Each unit $i$ of layer $l$ is linear at each side of the hyperplane $H_{i} = \ \lbrace W^l_{i :} x + b^l = 0 \rbrace $, where $g$ changes from 0 to the identity. The collection of al $H_{i}$ therefore splits the space of inputs to this layer into open, connected (and convex) sets. These are called linear regions for $g_{l} \circ f_{l}$. More generally:

Definition 1: A linear region of a piecewise linear function $F : \mathbb{R}^{n_{0}} \rightarrow \mathbb{R}^m$ is a maximal connected subset of the domain $\mathbb{R}^{n_{0}}$ where $F$ is linear.

The reason why these regions are important is that they measure how rich a piecewise linear function is, so the more of these (per number of layers or of parameters) a network can exhibit, the richer the set of functions it can approximate. Note that by adding more units to a single layer network, one can achieve any given number of linear regions; what matters is that adding layers while keeping fixed the number of parameters exponentially increases this number.

Decision boundaries of 1 and 2 layer models with the same number of hidden units

We will be discussing lower bounds on the number of such linear regions for the full network $F$ as a function of the number of layers $L$ and of the number of parameters. In addition to rectifier activations, maxout is studied.1

It was already known that deep networks with ReLUs split their input space into exponentially more linear regions than shallow networks, more specifically:

Theorem: (Pascanu et al. 2013)2 A rectifier neural network with $n_{0}$ inputs and $L$ hidden layers of width $n \geqslant n_{0}$ can compute functions that have $\Omega ((n / n_{0})^{L - 1} n^{n_{0}})$ linear regions.

The first contribution of the current paper is an improvement over this result with a bound which is also exponential in $n_{0}$:

Theorem 2: A rectifier neural network with $n_{0}$ inputs and $L$ hidden layers of width $n \geqslant n_{0}$ can compute functions that have $\Omega ((n / n_{0})^{(L - 1) n_{0}} n^{n_{0}})$ linear regions.

This seems a small improvement at first glance, but it implies that even for $L$ and $n$ small, deep models are able to compute functions with a significantly greater amount of linear regions than shallow models can,3 which is in tune with experimental evidence.

The second contribution of the paper is the application to maxout networks, which again shows a growth of the number of linear regions which is exponential in $L$.

Theorem 3: A maxout network with $L$ layers of constant width $n_{0}$ and rank $k$ can compute functions with at least $k^{L - 1} k^{n_{0}}$ linear regions.

By translating this theorem into a dependency on the number of parameters $K$ it is possible to see that the growth in linear regions is exponential in $K$ for deep models whereas it is only polynomial for shallow ones.

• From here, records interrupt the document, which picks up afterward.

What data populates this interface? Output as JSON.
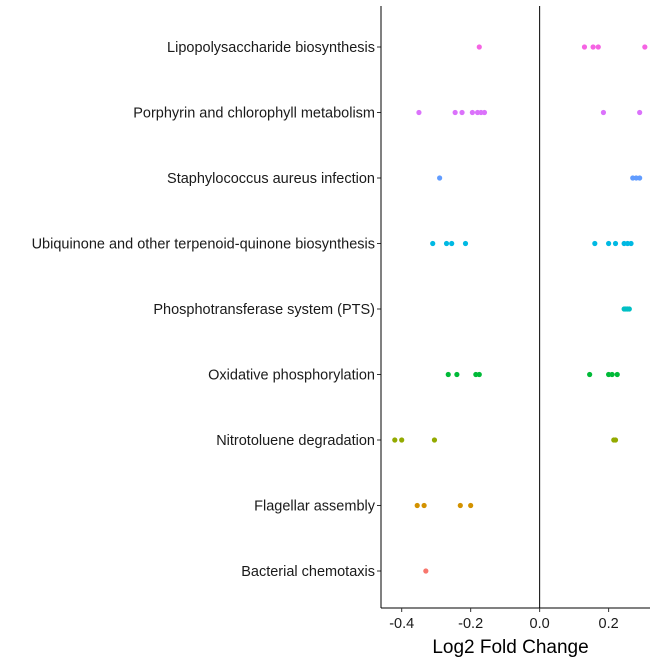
{
  "chart_data": {
    "type": "scatter",
    "title": "",
    "xlabel": "Log2 Fold Change",
    "ylabel": "",
    "xlim": [
      -0.46,
      0.32
    ],
    "xticks": [
      -0.4,
      -0.2,
      0.0,
      0.2
    ],
    "xtick_labels": [
      "-0.4",
      "-0.2",
      "0.0",
      "0.2"
    ],
    "reference_line_x": 0,
    "grid": false,
    "categories": [
      "Lipopolysaccharide biosynthesis",
      "Porphyrin and chlorophyll metabolism",
      "Staphylococcus aureus infection",
      "Ubiquinone and other terpenoid-quinone biosynthesis",
      "Phosphotransferase system (PTS)",
      "Oxidative phosphorylation",
      "Nitrotoluene degradation",
      "Flagellar assembly",
      "Bacterial chemotaxis"
    ],
    "series": [
      {
        "category": "Lipopolysaccharide biosynthesis",
        "color": "#F564E3",
        "x": [
          -0.175,
          0.13,
          0.155,
          0.17,
          0.305
        ]
      },
      {
        "category": "Porphyrin and chlorophyll metabolism",
        "color": "#DB72FB",
        "x": [
          -0.35,
          -0.245,
          -0.225,
          -0.195,
          -0.18,
          -0.17,
          -0.16,
          0.185,
          0.29
        ]
      },
      {
        "category": "Staphylococcus aureus infection",
        "color": "#619CFF",
        "x": [
          -0.29,
          0.27,
          0.28,
          0.29
        ]
      },
      {
        "category": "Ubiquinone and other terpenoid-quinone biosynthesis",
        "color": "#00B9E3",
        "x": [
          -0.31,
          -0.27,
          -0.255,
          -0.215,
          0.16,
          0.2,
          0.22,
          0.245,
          0.255,
          0.265
        ]
      },
      {
        "category": "Phosphotransferase system (PTS)",
        "color": "#00BFC4",
        "x": [
          0.245,
          0.25,
          0.255,
          0.26
        ]
      },
      {
        "category": "Oxidative phosphorylation",
        "color": "#00BA38",
        "x": [
          -0.265,
          -0.24,
          -0.185,
          -0.175,
          0.145,
          0.2,
          0.21,
          0.225
        ]
      },
      {
        "category": "Nitrotoluene degradation",
        "color": "#93AA00",
        "x": [
          -0.42,
          -0.4,
          -0.305,
          0.215,
          0.22
        ]
      },
      {
        "category": "Flagellar assembly",
        "color": "#D39200",
        "x": [
          -0.355,
          -0.335,
          -0.23,
          -0.2
        ]
      },
      {
        "category": "Bacterial chemotaxis",
        "color": "#F8766D",
        "x": [
          -0.33
        ]
      }
    ]
  }
}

To conclude the authors note:4

This framework is applicable to any neural network that has a piecewise linear activation function. For example, if we consider a convolutional network with rectifier units, as the one used in (Krizhevsky et al. 2012), we can see that the convolution followed by max pooling at each layer identifies all patches of the input within a pooling region. This will let such a deep convolutional neural network recursively identify patches of the images of lower layers, resulting in exponentially many linear regions of the input space.

  1. Maxout activations take the maximum over several units. See Maxout Networks .
  2. On the number of response regions of deep feed forward networks with piece-wise linear activations, Pascanu, R. , Montufar, G. , Bengio, Y. (2013) .
  3. Note that Pascanu et al. already mentions a similar fact. One wonders…
  4. It seems to me that the condition $n_{i} \geqslant n_{0}$ would be violated in convnets. Why is this statement valid?